There are many “SEO gurus” but not all of them are reliable. How to determine what SEO advice to trust?
- Is there enough supporting evidence to believe in the advice?
- Are there sound arguments instead of logical fallacies or unproven statements?
- Are there wild conclusions based on things such as “gut instincts?”
Who would you recommend following in the SEO industry?
- Eric Enge – @stonetemple
- Lily Ray – @lilyraynyc
- Jason Barnard – @jasonmbarnard
- Hamlet Batista – @hamletbatista
- Paul Shapiro – @fighto
- Patrick Stox – @patrickstox
- Alexis Sanders – @AlexisKSanders
- Dawn Anderson – @dawnieando
- Brian Gorman – @briangormanGFD
- Roger Montti – @martinibuster
- Ammon Johns – @Ammon_Johns
- David Harry – @theGypsy
- Doc Sheldon – @DocSheldon
- Terry van Horne – @terryvanhorne
- Kim Krause Berg – @kim_cre8pc
- AJ Kohn – @ajkohn
What blog post made you “wow” recently?
Hamlet Batista’s How Natural Language Generation Changes the SEO Game
If there’s one piece of advice you should give to an SEO beginner, what would it be?
Understand Schema, because it is one of the fastest-growing aspects of SEO at this time.
Finally, let’s play a game. Never have I ever:
- Published an article I’d consider garbage now: I published a post about the most popular and least popular TLDs using the site search operator to see how many pages were published under it, and would consider it garbage because Google’s site search only provides an estimate of how many pages fulfill site searches based on rough estimates, and I didn’t know that at the time I wrote it.

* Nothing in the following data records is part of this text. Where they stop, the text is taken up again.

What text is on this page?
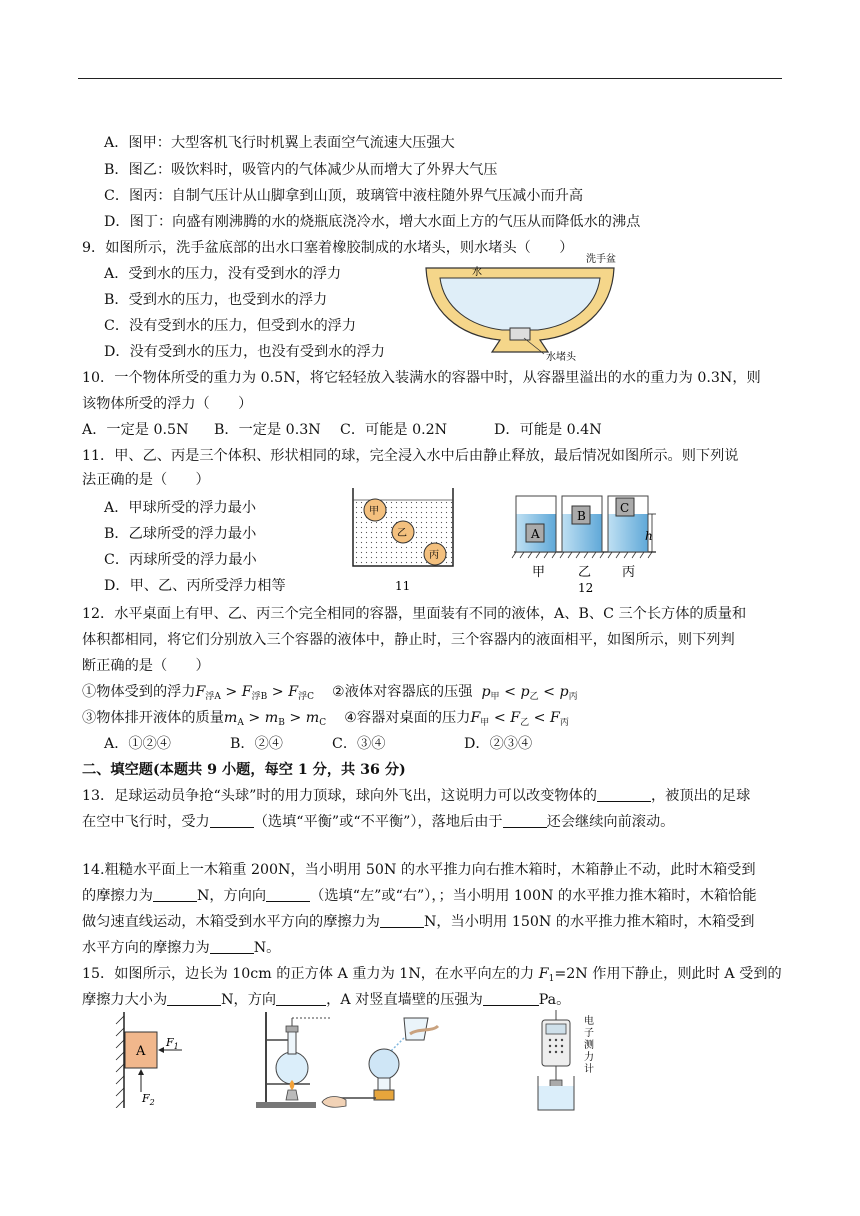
A．图甲：大型客机飞行时机翼上表面空气流速大压强大
B．图乙：吸饮料时，吸管内的气体减少从而增大了外界大气压
C．图丙：自制气压计从山脚拿到山顶，玻璃管中液柱随外界气压减小而升高
D．图丁：向盛有刚沸腾的水的烧瓶底浇冷水，增大水面上方的气压从而降低水的沸点
9．如图所示，洗手盆底部的出水口塞着橡胶制成的水堵头，则水堵头（　　）
A．受到水的压力，没有受到水的浮力
B．受到水的压力，也受到水的浮力
C．没有受到水的压力，但受到水的浮力
D．没有受到水的压力，也没有受到水的浮力
洗手盆
水
水堵头
10．一个物体所受的重力为 0.5N，将它轻轻放入装满水的容器中时，从容器里溢出的水的重力为 0.3N，则
该物体所受的浮力（　　）
A．一定是 0.5N B．一定是 0.3N C．可能是 0.2N	D．可能是 0.4N
11．甲、乙、丙是三个体积、形状相同的球，完全浸入水中后由静止释放，最后情况如图所示。则下列说
法正确的是（　　）
A．甲球所受的浮力最小
B．乙球所受的浮力最小
C．丙球所受的浮力最小
D．甲、乙、丙所受浮力相等
甲
乙
丙
11
A
B
C
h
甲	乙 丙
12
12．水平桌面上有甲、乙、丙三个完全相同的容器，里面装有不同的液体，A、B、C 三个长方体的质量和
体积都相同，将它们分别放入三个容器的液体中，静止时，三个容器内的液面相平，如图所示，则下列判
断正确的是（　　）
①物体受到的浮力$F_{浮A} > F_{浮B} > F_{浮C}$ ②液体对容器底的压强 $p_甲 < p_乙 < p_丙$
③物体排开液体的质量$m_A > m_B > m_C$ ④容器对桌面的压力$F_甲 < F_乙 < F_丙$
A．①②④	B．②④	C．③④	D．②③④
二、填空题(本题共 9 小题，每空 1 分，共 36 分)
13．足球运动员争抢“头球”时的用力顶球，球向外飞出，这说明力可以改变物体的	，被顶出的足球
在空中飞行时，受力	（选填“平衡”或“不平衡”），落地后由于	还会继续向前滚动。
14.粗糙水平面上一木箱重 200N，当小明用 50N 的水平推力向右推木箱时，木箱静止不动，此时木箱受到
的摩擦力为	N，方向向	（选填“左”或“右”），；当小明用 100N 的水平推力推木箱时，木箱恰能
做匀速直线运动，木箱受到水平方向的摩擦力为	N，当小明用 150N 的水平推力推木箱时，木箱受到
水平方向的摩擦力为	N。
15．如图所示，边长为 10cm 的正方体 A 重力为 1N，在水平向左的力 $F_1=2N$ 作用下静止，则此时 A 受到的
摩擦力大小为	N，方向	，A 对竖直墙壁的压强为	Pa。
A
$F_1$
$F_2$
电
子
测
力
计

- Thought about quitting my SEO career: I have never thought about quitting my SEO career because there is so much to learn and to teach.
- Bought a backlink: I have never bought a backlink because people will link for free if you give them something worth linking to.
“I have never bought a backlink because people will link for free if you give them something worth linking to.” – Bill Slawski
Bill Slawski @bill_slawski
Bill Slawski grew up on the Jersey shore, went to the University of Delaware and Widener University School of Law. He worked at the Superior Court of Delaware, first as a legal administrator, and then as a technical administrator.
He learned how to build websites, and built one for a couple of friends, and promoted that site until he came across SEO. He then started doing SEO.
He started blogging in 2005, and has written over 1,500 posts about Search related patents and whitepapers, not because he like patents, but because they are one of the best sources of information about search engines.
He’s the Director of SEO Research at Go Fish Digital and the founder of SEO by the Sea.